Issue of summons - The law enjoins the issuance of summons in cases where the certificates purported to have been granted by creditors are produced before the assessing authority but their signatures are not proved - Jhaverbhai Bihari Lal & Co. v. CIT [1985] 154 ITR 591 (Pat.).
Where the summons was returned with the postal remark ‘not known’ (and not ‘not found’), the said endorsement presupposed that at the specific address furnished by the assessee the ad­dressee could not be traced.The question of issuing a second summons would arise only if the address given earlier was errone­ous, and not when it was almost identical - Ram Kumar Jalan v. CIT [1976] 105 ITR 331 (Bom.).
If the parties had received the summons but did not appear, the assessee could not be blamed - CIT v. U.M. Shah, Proprietor, Shrenik Trading Co. [1973] 90 ITR 396 (Bom.).

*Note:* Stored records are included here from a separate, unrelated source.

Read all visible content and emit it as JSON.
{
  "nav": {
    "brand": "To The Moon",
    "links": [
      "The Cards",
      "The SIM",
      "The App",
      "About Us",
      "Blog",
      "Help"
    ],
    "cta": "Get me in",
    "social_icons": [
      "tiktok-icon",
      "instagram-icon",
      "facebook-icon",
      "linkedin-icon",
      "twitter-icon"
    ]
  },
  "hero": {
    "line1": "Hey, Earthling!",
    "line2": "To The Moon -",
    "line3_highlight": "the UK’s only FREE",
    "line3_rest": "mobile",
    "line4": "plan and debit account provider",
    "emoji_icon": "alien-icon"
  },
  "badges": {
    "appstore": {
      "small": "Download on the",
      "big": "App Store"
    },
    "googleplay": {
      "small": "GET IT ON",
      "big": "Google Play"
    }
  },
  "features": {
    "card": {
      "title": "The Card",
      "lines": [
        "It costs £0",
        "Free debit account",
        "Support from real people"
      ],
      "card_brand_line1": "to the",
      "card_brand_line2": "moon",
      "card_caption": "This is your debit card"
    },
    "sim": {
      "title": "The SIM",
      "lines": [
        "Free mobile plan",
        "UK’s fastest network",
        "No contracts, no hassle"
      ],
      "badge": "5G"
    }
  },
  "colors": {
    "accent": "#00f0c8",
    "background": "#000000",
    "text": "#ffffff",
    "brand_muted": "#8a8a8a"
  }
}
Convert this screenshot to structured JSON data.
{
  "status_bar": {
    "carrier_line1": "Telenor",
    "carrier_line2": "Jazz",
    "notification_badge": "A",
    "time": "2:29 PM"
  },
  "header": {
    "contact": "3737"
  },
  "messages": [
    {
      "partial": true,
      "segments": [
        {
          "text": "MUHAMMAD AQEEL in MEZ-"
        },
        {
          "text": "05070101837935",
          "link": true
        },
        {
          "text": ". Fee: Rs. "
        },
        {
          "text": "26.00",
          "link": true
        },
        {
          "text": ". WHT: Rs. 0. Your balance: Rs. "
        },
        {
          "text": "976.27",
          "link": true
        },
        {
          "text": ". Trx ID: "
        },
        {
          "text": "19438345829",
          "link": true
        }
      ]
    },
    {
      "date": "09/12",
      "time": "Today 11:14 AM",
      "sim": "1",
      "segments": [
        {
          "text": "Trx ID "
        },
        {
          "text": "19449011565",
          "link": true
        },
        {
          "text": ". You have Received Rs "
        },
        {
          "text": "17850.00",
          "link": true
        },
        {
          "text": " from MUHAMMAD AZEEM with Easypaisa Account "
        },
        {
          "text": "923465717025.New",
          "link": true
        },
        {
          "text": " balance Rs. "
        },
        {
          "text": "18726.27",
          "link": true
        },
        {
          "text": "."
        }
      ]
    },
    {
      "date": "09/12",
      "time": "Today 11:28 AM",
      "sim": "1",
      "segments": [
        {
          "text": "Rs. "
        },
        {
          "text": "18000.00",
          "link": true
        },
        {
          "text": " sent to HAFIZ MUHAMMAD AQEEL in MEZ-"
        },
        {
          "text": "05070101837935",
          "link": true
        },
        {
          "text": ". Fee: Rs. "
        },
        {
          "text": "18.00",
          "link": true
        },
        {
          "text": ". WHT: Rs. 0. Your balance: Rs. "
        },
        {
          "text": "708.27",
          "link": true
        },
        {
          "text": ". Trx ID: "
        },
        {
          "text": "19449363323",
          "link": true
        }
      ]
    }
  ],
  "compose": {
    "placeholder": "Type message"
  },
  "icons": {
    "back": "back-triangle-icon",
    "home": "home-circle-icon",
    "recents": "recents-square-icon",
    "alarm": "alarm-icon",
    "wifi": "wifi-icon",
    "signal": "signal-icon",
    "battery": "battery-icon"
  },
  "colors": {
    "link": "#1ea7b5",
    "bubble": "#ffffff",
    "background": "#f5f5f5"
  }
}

Effect of omission to file appeal - Forbearance to file an appeal might be motivated by many considerations. It will not unerringly indicate that the assessee thereby admits that the credits repre­sent his income - CIT v. Imperial Automobiles [1983] 141 ITR 60 (Mad.).
Assessee has to establish identity of subscribers to share capital and prove their creditworthiness and genuineness of transaction; furnishing of income-tax file numbers may not be sufficient to discharge the burden - CIT v. Nivedan Vanijya Niyojan Ltd. [2003] 130 Taxman 153/263 ITR 623 (Cal.).